A rectilinear polygon can be characterized by its cover number - the smallest number $k$ such that the polygon can be covered by $k$ possibly overlapping squares. For example:
- For a square, $k=1$.
- For a 2-by-1 or 2-by-3 rectangle, $k=2$.
- For a square missing a small square piece in one of the corners, $k=3$.
I would like to partition a polygon with cover number $k$ to two dijsoint pieces, such that the cover number or each piece is less than $k$. This is not always possible, for example:
- For a square, $k=1$ and it is obviously not possible to partition it to pieces with a smaller cover number.
- For a 2-by-3 rectangle, $k=2$ and it is not possible to partition it to two squares.
- For a square missing a rectangular non-square piece in one of the corners, $k=3$ and it is not possible (I think) to partition it to two pieces with cover number at most 2.
But my examples are only for small values of $k$.
MY QUESTION: Is there a certain $k_0$, such that every rectilinear polygon with cover number $k>k_0$ can be partitioned to two pieces with cover number less than $k$?
No.
Consider the polygon $P$ obtained by overlapping $k$ unit squares with lower left corners $(i\epsilon,i\epsilon)$, $0\le i<k$, where $\epsilon$ is small enough. Then from the $k$ corners of the top left "staircase" we see that $P$ has covering number $\ge k$. By construction, it os also $\le k$, hence $=k$. We could have made the same argument with the $k$ lower right corners, but of course these are covered by the same $k$ squares.

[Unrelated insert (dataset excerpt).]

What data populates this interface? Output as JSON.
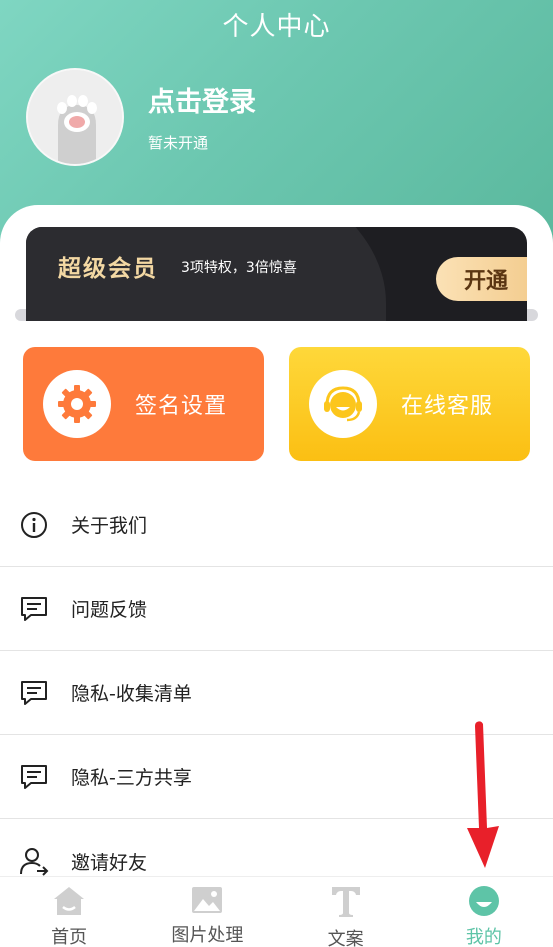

Assume we can decompose $P$ into $P_1,P_2$ with cover number $<k$ each. Then the $k$ top left / lower right corners of $P$ also occur as such in one of the $P_i$. Say $P_i$ inherits $a_i$ top left and $b_i$ lower right corners. Then $a_1+a_2=b_1+b_2=k$ and $a_1,a_2,b_1,b_2<k$. From the latter we conclude $a_1,a_2,b_1,b_2\ge1$ and hence $P_1,P_2$ have diameter $\ge\sqrt 2$. As $(a_1+b_1)+(a_2+b_2)\ge 2k$, we may assume wlog. that $a_1+b_1\ge k$. Then at least one of the covering squares for $P_1$ must cover both a top left and a lower right corner, hence must be a unit square. Then $P_2$ is contained in an L-shaped part of thickness $(k-1)\epsilon$, hence the $k-1$ covering squares for $P_2$ have side length $\le(k-1)\epsilon$ and hence the diameter of $P_2$ is $\le (k-1)\epsilon\sqrt 2$. If $\epsilon<\frac1{k-1}$ this gives us a contradiction.